This work presents a ratiometric optical dual gas sensor for simultaneous detection of NO and O₂ gas sensors. The supporting matrixes significantly influence the performance of fluorescence-based optical sensors. Numerous studies have recommended using the EC and silicone matrix due to its notable multifunction gas permeability, robust mechanical and chemical stability, and excellent optical transparency in UV LED. In this case, the optical dual gas sensor used a new material dye of perovskite QDs (PQDs). CsPbBr₃ perovskite QDs embedded in the EC matrix emerge as a promising material for a novel optical nitric oxide sensor.

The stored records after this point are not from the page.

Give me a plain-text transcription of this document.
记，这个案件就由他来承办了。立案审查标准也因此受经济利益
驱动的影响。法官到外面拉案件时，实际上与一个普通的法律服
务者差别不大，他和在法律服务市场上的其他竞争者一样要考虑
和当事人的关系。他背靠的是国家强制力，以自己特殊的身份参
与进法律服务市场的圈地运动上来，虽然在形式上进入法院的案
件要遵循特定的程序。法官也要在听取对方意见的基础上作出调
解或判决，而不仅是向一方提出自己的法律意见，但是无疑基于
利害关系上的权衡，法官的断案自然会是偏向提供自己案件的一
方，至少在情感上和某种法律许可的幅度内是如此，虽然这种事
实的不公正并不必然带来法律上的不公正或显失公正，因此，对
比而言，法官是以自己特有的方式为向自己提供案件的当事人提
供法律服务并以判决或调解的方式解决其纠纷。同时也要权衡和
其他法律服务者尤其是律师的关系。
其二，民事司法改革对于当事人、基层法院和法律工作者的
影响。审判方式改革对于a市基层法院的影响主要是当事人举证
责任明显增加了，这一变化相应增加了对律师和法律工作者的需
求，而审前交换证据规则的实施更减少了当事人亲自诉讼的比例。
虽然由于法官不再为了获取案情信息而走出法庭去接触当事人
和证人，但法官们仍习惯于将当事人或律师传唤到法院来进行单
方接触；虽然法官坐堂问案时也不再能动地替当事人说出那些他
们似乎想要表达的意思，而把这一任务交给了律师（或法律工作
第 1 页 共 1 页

Meanwhile, FAPbI₃ perovskite QDs use the silicone matrix for the oxygen sensor. All sensitivity dyes are coated on filter paper to detect the gas NO–O₂ sensors on the upper and bottom surfaces of the device. The wavelength spectrum emission of an optical dual sensor sensitive to the selective gases was detected simultaneously. The cost and durability of the materials used for sensing with perovskite quantum dots (PQDs) are much cheaper based on Perovskite QDs materials. Because it is more accessible to manufacture with fewer fabrication steps, affordable for low-to medium-volume applications, and the sensor can be used more than once. Perovskite QDs like CsPbBr₃ and FAPbI₃ are relatively cost-effective to synthesize compared to traditional gas sensing materials, making them a promising choice for cost-sensitive applications. However, perovskite materials are sensitive to moisture and light exposure, impacting their durability. Encapsulation in protective matrices such as ethyl cellulose (EC) and silicone enhances stability, improving durability significantly and potentially allowing the sensor to function reliably over several months in controlled environments. The newly developed perovskite quantum dots (PQDs) sensing material is intended for healthcare, biological, and biomedical applications. Table 1 compares materials used for optical nitric oxide and oxygen sensors, highlighting the differences in characteristics between standard optical sensors and various sensor types made from different nitric oxide and oxygen-sensitive materials.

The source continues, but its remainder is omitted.